Color: Dark ruby ​​red with garnet reflections.
Smell: The nose is intense and complex with notes of cherry and plum accompanied by notes of tobacco, black pepper, licorice and hints of mint and incense.
Taste: On the palate it is enveloping, structured, rightly tannic but with good softness and long persistence.
Food pairing: Perfect for first courses with meat sauces, second courses based on red meats and game, meats with sauce, aged cheeses and intense cold cuts.
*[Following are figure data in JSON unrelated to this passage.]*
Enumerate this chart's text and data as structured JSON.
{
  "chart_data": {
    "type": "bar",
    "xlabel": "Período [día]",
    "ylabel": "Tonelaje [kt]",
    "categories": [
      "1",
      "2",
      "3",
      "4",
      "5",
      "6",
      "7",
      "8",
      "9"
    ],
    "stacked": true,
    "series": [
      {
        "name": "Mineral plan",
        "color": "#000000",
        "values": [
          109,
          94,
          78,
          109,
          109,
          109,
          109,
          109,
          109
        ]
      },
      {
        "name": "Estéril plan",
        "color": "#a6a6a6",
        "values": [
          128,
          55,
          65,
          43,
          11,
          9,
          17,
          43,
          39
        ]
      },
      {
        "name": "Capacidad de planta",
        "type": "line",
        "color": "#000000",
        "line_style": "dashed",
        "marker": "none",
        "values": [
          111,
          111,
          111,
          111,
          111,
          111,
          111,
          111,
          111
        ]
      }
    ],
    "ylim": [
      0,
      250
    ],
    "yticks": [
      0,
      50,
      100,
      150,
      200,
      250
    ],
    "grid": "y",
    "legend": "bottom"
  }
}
"Fren" as a soul, from ancient Greek, expresses in the name the essence of the old Aglianico vines cultivated to "sit".

Breeding system: Starseta (Avellinese Rays).
Vineyard age: 70 years.
Yield: 40 q.li/ha.
Defense: Integrated fight.
Harvest: Manual in small 15kg crates, between late October and early November.
Vinification: 20 days in steel tanks.
Aging: 24 months in 30hl oak wood, 12 months in steel and bottle.
Soil: Clayey-calcareous with the presence of pyroplastic deposits.
Altitude: 530 m a.s.l.

Stefania Barbot

The family business originates in Paternopoli, a small village dating back to pre-Roman times, nestled on the gentle and green hills of the southern Apennines at over 400m above sea level. within the "Taurasi" DOCG. In the three hectares of pre-phylloxera vineyards conducted in a bio-sustainable regime, the Company produces, with manual harvest, Aglianico and Fiano-based wines. The clayey limestone soil, the strong excursions between day and night, the hills covered with old vines and new plants, the perfect balance between climate, grape variety and soil, represent the ideal setting for our vineyards. The vineyards, located between 450 and 530 meters above sea level, with some of the plants over 70 years old, are the main pieces of a corporate mosaic that favors quality over quantity while respecting the environment. Careful management in the field, with severe winter pruning, topping, leaf removal and thinning, allows for healthy and ripe purple clusters to be harvested between the end of October and the beginning of November. The magic of the harvest, carried out by hand and selecting the best grapes, allows you to bring the soul of the wine to the cellar.